Curve difference loss function calculation.
We divide the “difference” area (red bars) between the true (green) and inferred (red) curves by the area (light red) under the true curve within the bounds [-2.5, 3]. The loss value is thus the fraction of the area under the true curve represented by the area between the true and inferred curves.

Example of approximate sigmoid parameter degeneracy.
A potential pair of true (green) and inferred (blue) sigmoid curves, with true (inferred) parameter values. In the range shown, the inferred curve has compensated for a too-small xscale (transition steepness) by increasing xshift (shifting to the right) and yscale (upper asymptote). This results in a curve difference loss value of only 9%, which is much smaller our expected inference accuracy.
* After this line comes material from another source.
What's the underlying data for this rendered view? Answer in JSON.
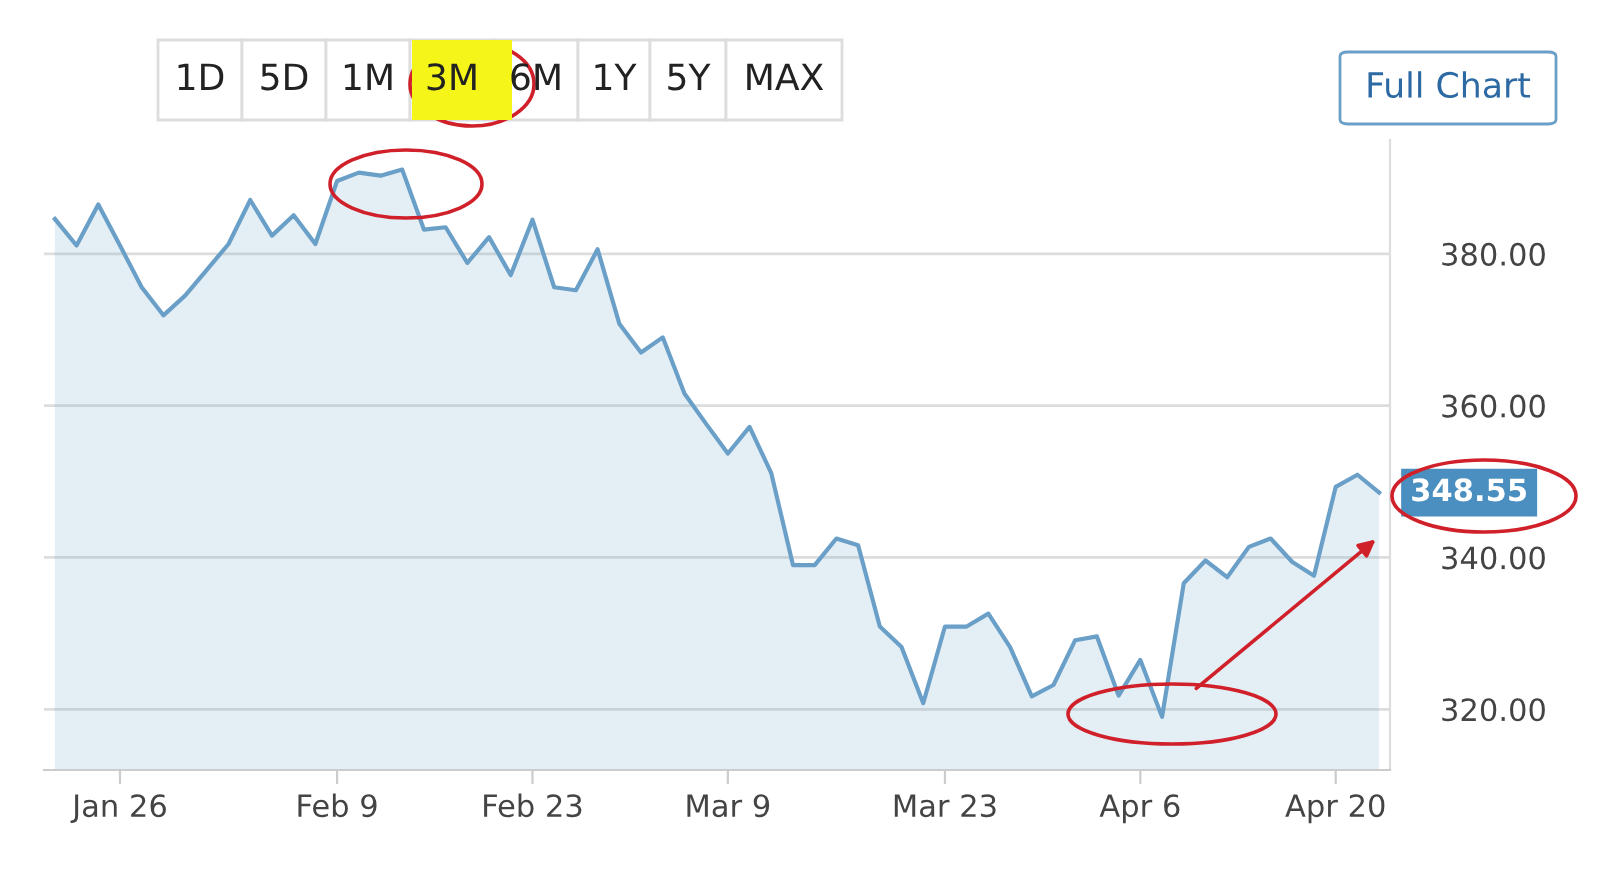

Example true and inferred response functions on the training sample.
The “diff” entry in the per-plot table gives the curve difference loss.

Example inferred sigmoid curves on data
for four representative GCs.

Example inferred per-bin response functions on data
for four representative GCs.

Additional summary statistics distributions for the same central data mimic sample as the main figure.

Summary statistic distributions for the simulation sample used for training.
In order to allow easy comparison of abundance distributions, these plots include only 120 of the simulated trees. This sample is designed to have a wide range of parameters, encompassing all plausible true data values, and is thus not designed to closely match data summary statistics.